Below is the statement from Maria Fernanda Cabello, a DACA recipient and spokesperson for Movimiento Cosecha:

“For the last 20 years, politicians in Washington DC have made promise after promise to pass legislation that would grant permanent protection to our community. For the last 20 years we have watched with baited breath as negotiations fail and bills die. For the last 20 years we have seen both Republicans and Democrats failing to make good on their promises to our people, while administration after administration increases deportations and family separation.

In this current political climate, we find it hard to believe that a Dream Act bill would have any hope of passing, unless tied to dangerous enforcement measures that would hurt our parents, our families, and our communities.

With DACA under threat, we know that hundreds of thousands of young people and parents will put their hope in this bill. But we also know that we won DACA not because of any politician, but because our community took action. We marched, we walked-out, we stopped deportations and shut down detention centers. We took risks and put our bodies on the line to tell the people of this country that we were “Undocumented, Unafraid, and Unapologetic.” Today, as the Dream Act bill is reintroduced in DC, we choose to once again put faith in our community.

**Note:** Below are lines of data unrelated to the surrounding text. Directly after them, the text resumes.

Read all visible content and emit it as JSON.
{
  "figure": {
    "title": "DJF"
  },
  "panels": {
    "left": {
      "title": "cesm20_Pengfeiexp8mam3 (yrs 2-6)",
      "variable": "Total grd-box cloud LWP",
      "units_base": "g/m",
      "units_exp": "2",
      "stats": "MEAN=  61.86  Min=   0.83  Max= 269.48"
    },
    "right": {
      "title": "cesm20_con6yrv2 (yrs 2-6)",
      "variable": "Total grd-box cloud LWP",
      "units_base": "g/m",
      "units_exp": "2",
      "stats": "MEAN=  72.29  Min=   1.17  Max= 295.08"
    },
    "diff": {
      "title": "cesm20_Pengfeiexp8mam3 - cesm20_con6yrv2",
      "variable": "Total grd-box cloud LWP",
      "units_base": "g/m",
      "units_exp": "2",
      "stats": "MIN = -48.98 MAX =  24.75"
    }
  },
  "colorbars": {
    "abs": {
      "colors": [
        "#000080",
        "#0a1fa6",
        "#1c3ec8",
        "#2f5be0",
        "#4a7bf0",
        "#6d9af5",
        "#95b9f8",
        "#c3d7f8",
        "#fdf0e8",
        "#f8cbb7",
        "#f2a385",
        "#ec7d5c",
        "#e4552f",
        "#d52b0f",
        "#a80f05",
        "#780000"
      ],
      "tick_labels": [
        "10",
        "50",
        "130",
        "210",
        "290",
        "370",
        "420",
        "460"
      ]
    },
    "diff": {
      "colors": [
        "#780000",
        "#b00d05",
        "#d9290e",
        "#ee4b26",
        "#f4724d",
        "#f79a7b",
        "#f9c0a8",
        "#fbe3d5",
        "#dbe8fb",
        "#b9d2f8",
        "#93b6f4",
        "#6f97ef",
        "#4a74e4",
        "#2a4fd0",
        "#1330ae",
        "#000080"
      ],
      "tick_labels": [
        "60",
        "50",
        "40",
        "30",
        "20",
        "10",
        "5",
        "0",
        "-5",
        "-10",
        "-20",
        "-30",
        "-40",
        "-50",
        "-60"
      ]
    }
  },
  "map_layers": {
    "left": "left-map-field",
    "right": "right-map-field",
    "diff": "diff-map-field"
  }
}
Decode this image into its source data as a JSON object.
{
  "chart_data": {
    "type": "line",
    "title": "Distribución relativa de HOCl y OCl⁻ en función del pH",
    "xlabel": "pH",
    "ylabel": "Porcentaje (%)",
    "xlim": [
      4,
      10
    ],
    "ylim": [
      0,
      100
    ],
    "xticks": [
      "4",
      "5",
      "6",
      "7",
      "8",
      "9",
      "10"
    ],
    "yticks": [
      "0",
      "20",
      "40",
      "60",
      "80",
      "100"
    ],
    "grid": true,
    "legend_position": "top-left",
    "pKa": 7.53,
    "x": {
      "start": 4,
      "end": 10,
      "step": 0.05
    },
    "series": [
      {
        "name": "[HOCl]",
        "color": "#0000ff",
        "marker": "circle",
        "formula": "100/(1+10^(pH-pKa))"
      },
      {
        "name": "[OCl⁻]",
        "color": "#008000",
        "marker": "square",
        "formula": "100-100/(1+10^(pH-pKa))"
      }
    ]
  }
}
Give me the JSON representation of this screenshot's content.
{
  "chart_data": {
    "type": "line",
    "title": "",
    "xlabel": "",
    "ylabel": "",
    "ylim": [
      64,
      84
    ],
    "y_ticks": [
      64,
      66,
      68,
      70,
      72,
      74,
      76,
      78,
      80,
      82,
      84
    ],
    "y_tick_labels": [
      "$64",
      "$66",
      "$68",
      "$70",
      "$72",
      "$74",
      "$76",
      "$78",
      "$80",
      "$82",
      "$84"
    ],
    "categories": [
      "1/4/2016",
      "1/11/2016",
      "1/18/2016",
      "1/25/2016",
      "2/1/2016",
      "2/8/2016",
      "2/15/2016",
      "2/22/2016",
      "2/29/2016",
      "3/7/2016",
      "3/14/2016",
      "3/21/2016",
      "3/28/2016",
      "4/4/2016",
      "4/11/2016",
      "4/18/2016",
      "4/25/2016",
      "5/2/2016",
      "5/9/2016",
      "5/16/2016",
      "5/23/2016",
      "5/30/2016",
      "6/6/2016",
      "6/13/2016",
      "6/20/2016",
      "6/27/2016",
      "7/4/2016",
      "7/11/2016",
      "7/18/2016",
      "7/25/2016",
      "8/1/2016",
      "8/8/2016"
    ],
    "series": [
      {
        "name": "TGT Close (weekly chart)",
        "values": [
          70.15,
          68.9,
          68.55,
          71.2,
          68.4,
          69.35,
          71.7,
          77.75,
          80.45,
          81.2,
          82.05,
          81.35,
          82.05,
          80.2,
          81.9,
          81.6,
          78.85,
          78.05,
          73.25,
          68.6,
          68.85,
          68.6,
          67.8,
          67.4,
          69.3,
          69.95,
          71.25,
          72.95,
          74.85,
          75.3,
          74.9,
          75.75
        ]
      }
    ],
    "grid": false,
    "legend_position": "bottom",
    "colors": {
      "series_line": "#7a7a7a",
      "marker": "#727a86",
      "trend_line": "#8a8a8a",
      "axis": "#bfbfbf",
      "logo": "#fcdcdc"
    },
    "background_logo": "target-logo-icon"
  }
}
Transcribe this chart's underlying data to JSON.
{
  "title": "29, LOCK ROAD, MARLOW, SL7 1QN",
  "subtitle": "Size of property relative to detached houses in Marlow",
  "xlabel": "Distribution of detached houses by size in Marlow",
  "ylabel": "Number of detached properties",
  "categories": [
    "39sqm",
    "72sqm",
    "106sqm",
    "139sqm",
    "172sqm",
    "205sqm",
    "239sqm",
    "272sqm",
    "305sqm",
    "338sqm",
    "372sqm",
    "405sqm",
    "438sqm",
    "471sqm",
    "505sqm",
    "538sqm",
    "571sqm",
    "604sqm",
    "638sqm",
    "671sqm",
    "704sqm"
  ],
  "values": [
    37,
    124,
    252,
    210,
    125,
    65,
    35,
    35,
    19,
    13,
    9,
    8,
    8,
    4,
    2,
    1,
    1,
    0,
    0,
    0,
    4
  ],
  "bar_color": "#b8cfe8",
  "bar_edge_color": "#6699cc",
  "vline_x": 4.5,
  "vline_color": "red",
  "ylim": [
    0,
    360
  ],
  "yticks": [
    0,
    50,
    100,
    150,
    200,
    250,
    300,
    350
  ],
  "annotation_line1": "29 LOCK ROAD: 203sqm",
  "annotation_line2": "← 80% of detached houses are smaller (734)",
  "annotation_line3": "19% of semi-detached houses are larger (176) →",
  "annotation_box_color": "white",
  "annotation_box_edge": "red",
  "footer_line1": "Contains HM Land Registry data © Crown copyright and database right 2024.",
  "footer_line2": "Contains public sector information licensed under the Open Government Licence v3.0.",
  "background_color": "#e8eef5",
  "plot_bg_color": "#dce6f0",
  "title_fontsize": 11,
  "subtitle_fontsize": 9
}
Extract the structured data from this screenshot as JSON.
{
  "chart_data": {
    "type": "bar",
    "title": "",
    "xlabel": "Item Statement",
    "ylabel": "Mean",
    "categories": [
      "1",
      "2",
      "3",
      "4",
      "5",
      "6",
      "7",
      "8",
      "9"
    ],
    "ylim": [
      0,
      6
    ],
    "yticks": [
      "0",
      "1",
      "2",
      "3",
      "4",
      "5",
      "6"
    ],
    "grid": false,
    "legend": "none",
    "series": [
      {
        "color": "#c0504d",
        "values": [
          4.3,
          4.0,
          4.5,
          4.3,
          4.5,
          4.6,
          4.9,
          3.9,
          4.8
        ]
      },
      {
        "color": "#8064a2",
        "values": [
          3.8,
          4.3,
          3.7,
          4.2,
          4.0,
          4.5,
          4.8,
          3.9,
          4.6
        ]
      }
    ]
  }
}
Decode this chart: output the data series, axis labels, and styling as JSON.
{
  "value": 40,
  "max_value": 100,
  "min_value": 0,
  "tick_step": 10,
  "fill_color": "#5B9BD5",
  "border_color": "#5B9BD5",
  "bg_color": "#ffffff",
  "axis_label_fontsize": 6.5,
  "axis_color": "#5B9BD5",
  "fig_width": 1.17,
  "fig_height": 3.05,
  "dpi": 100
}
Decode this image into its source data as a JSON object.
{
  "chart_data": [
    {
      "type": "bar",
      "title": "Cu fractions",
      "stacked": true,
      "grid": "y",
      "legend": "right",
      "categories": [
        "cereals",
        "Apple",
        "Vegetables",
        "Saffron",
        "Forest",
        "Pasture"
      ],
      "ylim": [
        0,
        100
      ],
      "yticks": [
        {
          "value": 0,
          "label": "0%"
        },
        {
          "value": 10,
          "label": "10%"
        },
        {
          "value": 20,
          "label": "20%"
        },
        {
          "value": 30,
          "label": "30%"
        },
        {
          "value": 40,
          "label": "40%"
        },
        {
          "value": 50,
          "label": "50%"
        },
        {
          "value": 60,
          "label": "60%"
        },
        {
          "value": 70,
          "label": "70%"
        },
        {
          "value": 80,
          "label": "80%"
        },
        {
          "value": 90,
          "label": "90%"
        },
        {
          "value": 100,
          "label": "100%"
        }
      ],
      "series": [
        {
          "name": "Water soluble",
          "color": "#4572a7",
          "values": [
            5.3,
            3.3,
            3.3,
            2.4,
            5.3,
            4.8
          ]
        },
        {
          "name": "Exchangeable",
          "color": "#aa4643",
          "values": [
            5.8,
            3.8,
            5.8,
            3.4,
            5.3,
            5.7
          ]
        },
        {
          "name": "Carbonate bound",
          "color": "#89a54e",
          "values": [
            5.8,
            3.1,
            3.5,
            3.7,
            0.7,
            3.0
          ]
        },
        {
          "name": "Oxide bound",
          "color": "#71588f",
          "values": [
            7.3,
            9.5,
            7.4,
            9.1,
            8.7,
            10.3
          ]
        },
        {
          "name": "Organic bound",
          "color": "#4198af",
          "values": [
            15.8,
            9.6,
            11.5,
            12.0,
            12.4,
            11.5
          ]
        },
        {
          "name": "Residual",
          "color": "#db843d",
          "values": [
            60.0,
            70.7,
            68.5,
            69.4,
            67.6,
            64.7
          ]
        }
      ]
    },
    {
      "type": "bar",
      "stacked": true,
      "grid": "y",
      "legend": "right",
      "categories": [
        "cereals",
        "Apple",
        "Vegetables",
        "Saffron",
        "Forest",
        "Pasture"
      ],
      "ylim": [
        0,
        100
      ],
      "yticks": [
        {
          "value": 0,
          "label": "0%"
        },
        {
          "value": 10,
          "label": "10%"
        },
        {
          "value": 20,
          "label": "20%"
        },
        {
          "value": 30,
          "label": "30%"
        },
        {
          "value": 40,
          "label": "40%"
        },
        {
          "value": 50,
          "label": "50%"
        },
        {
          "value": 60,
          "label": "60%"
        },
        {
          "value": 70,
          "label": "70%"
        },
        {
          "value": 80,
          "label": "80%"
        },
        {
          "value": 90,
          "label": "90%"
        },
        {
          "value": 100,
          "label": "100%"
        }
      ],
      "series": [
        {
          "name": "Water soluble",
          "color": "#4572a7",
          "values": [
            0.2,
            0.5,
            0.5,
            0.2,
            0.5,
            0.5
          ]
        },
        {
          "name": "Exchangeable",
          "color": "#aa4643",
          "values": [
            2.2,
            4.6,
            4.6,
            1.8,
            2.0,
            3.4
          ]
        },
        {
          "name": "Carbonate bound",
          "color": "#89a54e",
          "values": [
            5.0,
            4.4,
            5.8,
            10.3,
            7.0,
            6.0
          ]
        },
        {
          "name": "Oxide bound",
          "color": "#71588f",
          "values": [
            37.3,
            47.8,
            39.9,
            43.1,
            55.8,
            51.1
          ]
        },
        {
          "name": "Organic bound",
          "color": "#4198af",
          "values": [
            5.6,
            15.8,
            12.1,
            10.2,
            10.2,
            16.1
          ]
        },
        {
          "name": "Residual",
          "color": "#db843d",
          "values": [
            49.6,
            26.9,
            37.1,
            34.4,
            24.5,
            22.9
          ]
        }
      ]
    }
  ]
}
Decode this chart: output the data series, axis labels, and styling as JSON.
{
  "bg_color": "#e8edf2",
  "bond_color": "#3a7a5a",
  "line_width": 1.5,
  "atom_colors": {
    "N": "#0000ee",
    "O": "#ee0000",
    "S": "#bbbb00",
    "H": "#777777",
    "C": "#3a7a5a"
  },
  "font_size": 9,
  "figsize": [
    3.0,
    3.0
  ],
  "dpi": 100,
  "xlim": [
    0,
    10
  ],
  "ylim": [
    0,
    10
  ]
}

This moment is bigger than any piece of legislation. DACA is under attack while our parents, who were never even given the temporary protection DACA provides, are denied dignity and respect in a country that has never recognized them. We are done letting politicians decide who deserves permanent protection and who does not. We are done negotiating away our families, and promoting a narrative that excludes our parents.  We are called once again to take bold action that will change the conversation on immigration in the United States. It is time for the immigrant community to show this country that it depends on us. We will not stop fighting until we have won permanent protection, dignity and respect for our parents, our communities, and all 11 million undocumented immigrants in the United States.”